Once IT spending begins again , companies in need of tech workers will likely turn first to consultants and outsourcing companies before they take on full-time staff. Whether this decision contributes to what's often called a "jobless recovery" will depend on where the work is going -- onshore or offshore.
This view is gleaned from surveys and analysts trying to understand what's next for tech job market. In the hunt for clues about the future, some of the best evidence about what's head may be with companies yhat are already doing well. Take Cognizant Technology Solutions Corp., for instance.
It's been a miserable year for many IT companies, but Cognizant, in its most recent quarter, reported a revenue gain of 13 percent to $776.6 million, boon growth for most companies. One reason for this can be explained by one of its customers, Emmaus, Penn.-based Rodale Inc., publisher of Prevention, Men's Health, and Women's Health magazines.
By hiring Cognizant, Rodale CIO Ken Citron was able to cut costs for infrastructure, hardware, help desks and networks by 15 percent on annual basis.
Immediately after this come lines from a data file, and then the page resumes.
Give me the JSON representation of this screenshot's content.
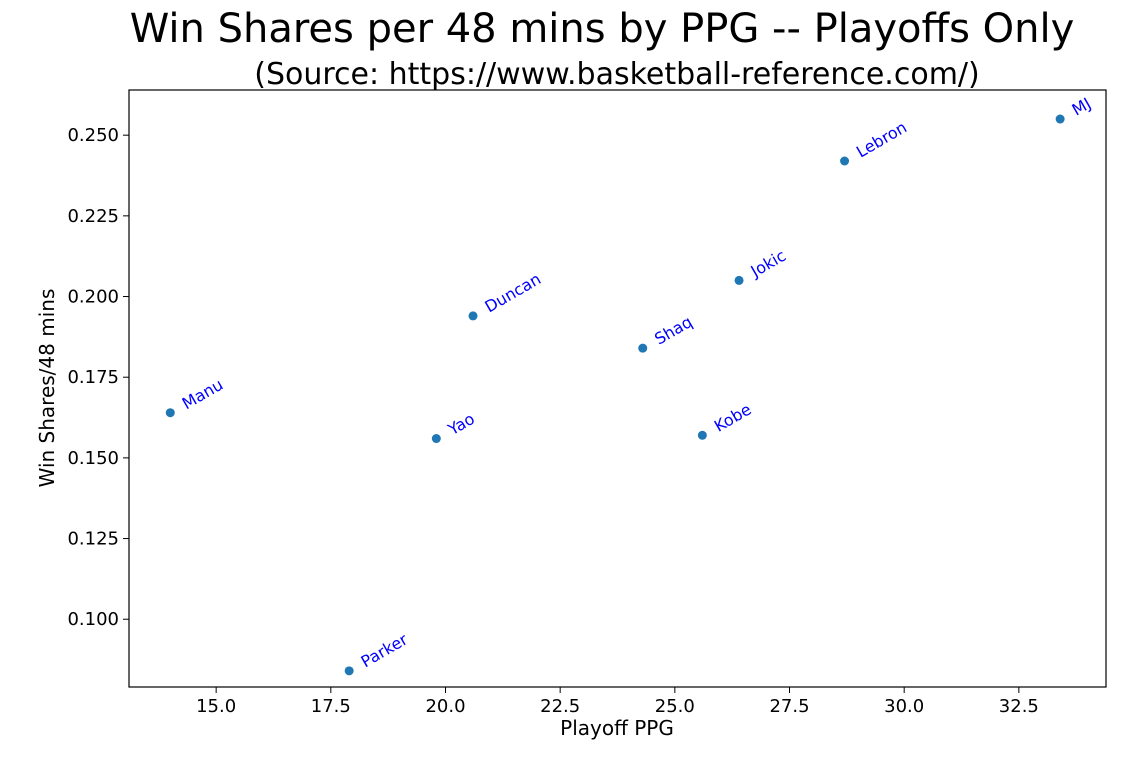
{
  "chart_data": {
    "type": "scatter",
    "title": "Win Shares per 48 mins by PPG -- Playoffs Only",
    "subtitle": "(Source: https://www.basketball-reference.com/)",
    "xlabel": "Playoff PPG",
    "ylabel": "Win Shares/48 mins",
    "xlim": [
      13.1,
      34.4
    ],
    "ylim": [
      0.079,
      0.264
    ],
    "xticks": [
      15.0,
      17.5,
      20.0,
      22.5,
      25.0,
      27.5,
      30.0,
      32.5
    ],
    "xtick_labels": [
      "15.0",
      "17.5",
      "20.0",
      "22.5",
      "25.0",
      "27.5",
      "30.0",
      "32.5"
    ],
    "yticks": [
      0.1,
      0.125,
      0.15,
      0.175,
      0.2,
      0.225,
      0.25
    ],
    "ytick_labels": [
      "0.100",
      "0.125",
      "0.150",
      "0.175",
      "0.200",
      "0.225",
      "0.250"
    ],
    "grid": false,
    "point_color": "#1f77b4",
    "label_color": "#0000ff",
    "points": [
      {
        "label": "Manu",
        "x": 14.0,
        "y": 0.164
      },
      {
        "label": "Parker",
        "x": 17.9,
        "y": 0.084
      },
      {
        "label": "Yao",
        "x": 19.8,
        "y": 0.156
      },
      {
        "label": "Duncan",
        "x": 20.6,
        "y": 0.194
      },
      {
        "label": "Shaq",
        "x": 24.3,
        "y": 0.184
      },
      {
        "label": "Kobe",
        "x": 25.6,
        "y": 0.157
      },
      {
        "label": "Jokic",
        "x": 26.4,
        "y": 0.205
      },
      {
        "label": "Lebron",
        "x": 28.7,
        "y": 0.242
      },
      {
        "label": "MJ",
        "x": 33.4,
        "y": 0.255
      }
    ]
  }
}
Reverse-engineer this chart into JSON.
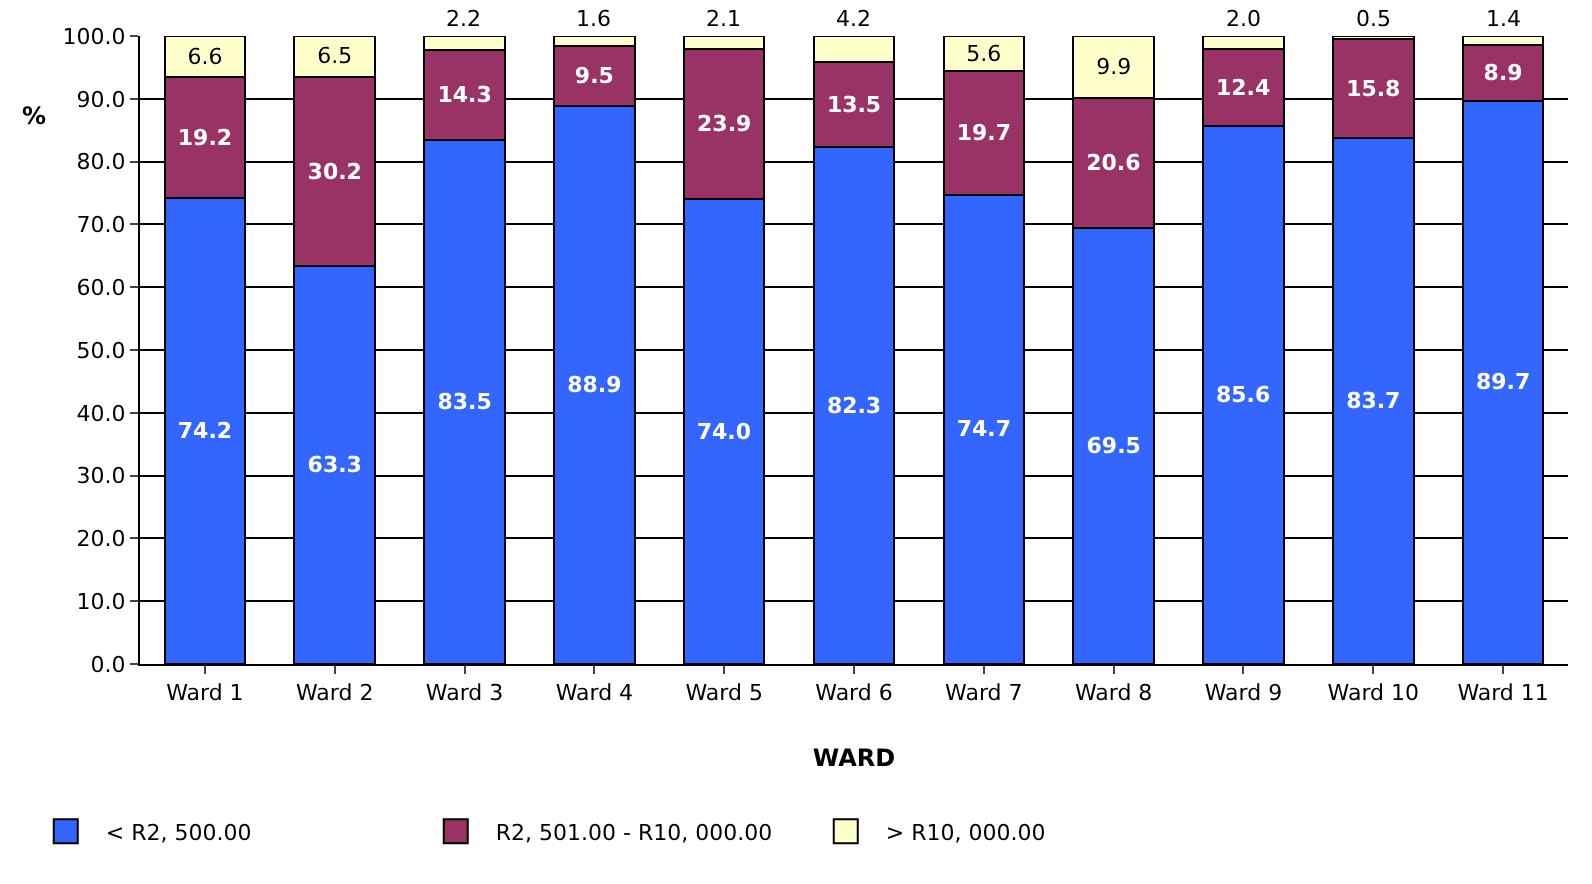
{
  "chart_data": {
    "type": "bar",
    "stacked": true,
    "xlabel": "WARD",
    "ylabel": "%",
    "categories": [
      "Ward 1",
      "Ward 2",
      "Ward 3",
      "Ward 4",
      "Ward 5",
      "Ward 6",
      "Ward 7",
      "Ward 8",
      "Ward 9",
      "Ward 10",
      "Ward 11"
    ],
    "series": [
      {
        "name": "< R2, 500.00",
        "color": "#3366ff",
        "values": [
          74.2,
          63.3,
          83.5,
          88.9,
          74.0,
          82.3,
          74.7,
          69.5,
          85.6,
          83.7,
          89.7
        ],
        "value_labels": [
          "74.2",
          "63.3",
          "83.5",
          "88.9",
          "74.0",
          "82.3",
          "74.7",
          "69.5",
          "85.6",
          "83.7",
          "89.7"
        ]
      },
      {
        "name": "R2, 501.00 - R10, 000.00",
        "color": "#993366",
        "values": [
          19.2,
          30.2,
          14.3,
          9.5,
          23.9,
          13.5,
          19.7,
          20.6,
          12.4,
          15.8,
          8.9
        ],
        "value_labels": [
          "19.2",
          "30.2",
          "14.3",
          "9.5",
          "23.9",
          "13.5",
          "19.7",
          "20.6",
          "12.4",
          "15.8",
          "8.9"
        ]
      },
      {
        "name": "> R10, 000.00",
        "color": "#ffffcc",
        "values": [
          6.6,
          6.5,
          2.2,
          1.6,
          2.1,
          4.2,
          5.6,
          9.9,
          2.0,
          0.5,
          1.4
        ],
        "value_labels": [
          "6.6",
          "6.5",
          "2.2",
          "1.6",
          "2.1",
          "4.2",
          "5.6",
          "9.9",
          "2.0",
          "0.5",
          "1.4"
        ]
      }
    ],
    "ylim": [
      0,
      100
    ],
    "yticks": [
      {
        "value": 0,
        "label": "0.0"
      },
      {
        "value": 10,
        "label": "10.0"
      },
      {
        "value": 20,
        "label": "20.0"
      },
      {
        "value": 30,
        "label": "30.0"
      },
      {
        "value": 40,
        "label": "40.0"
      },
      {
        "value": 50,
        "label": "50.0"
      },
      {
        "value": 60,
        "label": "60.0"
      },
      {
        "value": 70,
        "label": "70.0"
      },
      {
        "value": 80,
        "label": "80.0"
      },
      {
        "value": 90,
        "label": "90.0"
      },
      {
        "value": 100,
        "label": "100.0"
      }
    ],
    "grid": "y",
    "legend": "bottom left"
  }
}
The IT savings was achieved, in part, because Cognizant remotely manages some of the systems offshore.
About three quarters of Rodale's IT infrastructure employees became Cognizant employees, and the remaining either received severance or moved into some other role . While Rodale didn't want to disclose the number of employees affected by the change, Citron said the change is allowing the compay to focus on its core needs, especially its customer-facing applications and services.
Cognizant, based in Teaneck, N.J., finished last year with 62,000 employees, 12,000 of whom were in the U.S., and 47,000 in the Asia-Pacific region. Another U.S.-based outsourcing company with rapidly growing operations in India , Affiliated Computer Services Inc. in Dallas, reported $1.7 billion in revenue in its more recent quarter, a 6 percent increase. Xerox Corp. is buying it for $6.4 billion.
Will Cognizant and ACS help with a recovery or hurt it by shifting work overseas? The only IT spending category that is expected to finish 2009 in the black is outsourcing, with a 2.1 percent gain, said Forrester Research Inc., in a report released Tuesday. If that increase seems scant, consider that Forrester is expecting IT spending to decline overall by 9.3 percent for the year, led by a hardware spending plunge of 15.5 percent.
Andrew Bartels, the analyst who prepared the forecast, expects IT managers will be conservative about taking on new staff and will rely on consultants and outsourcers to meet immediate need.
"You probably won't start to see hiring for permanent staff until the middle of next year," Bartels said, but employers will hire consultants.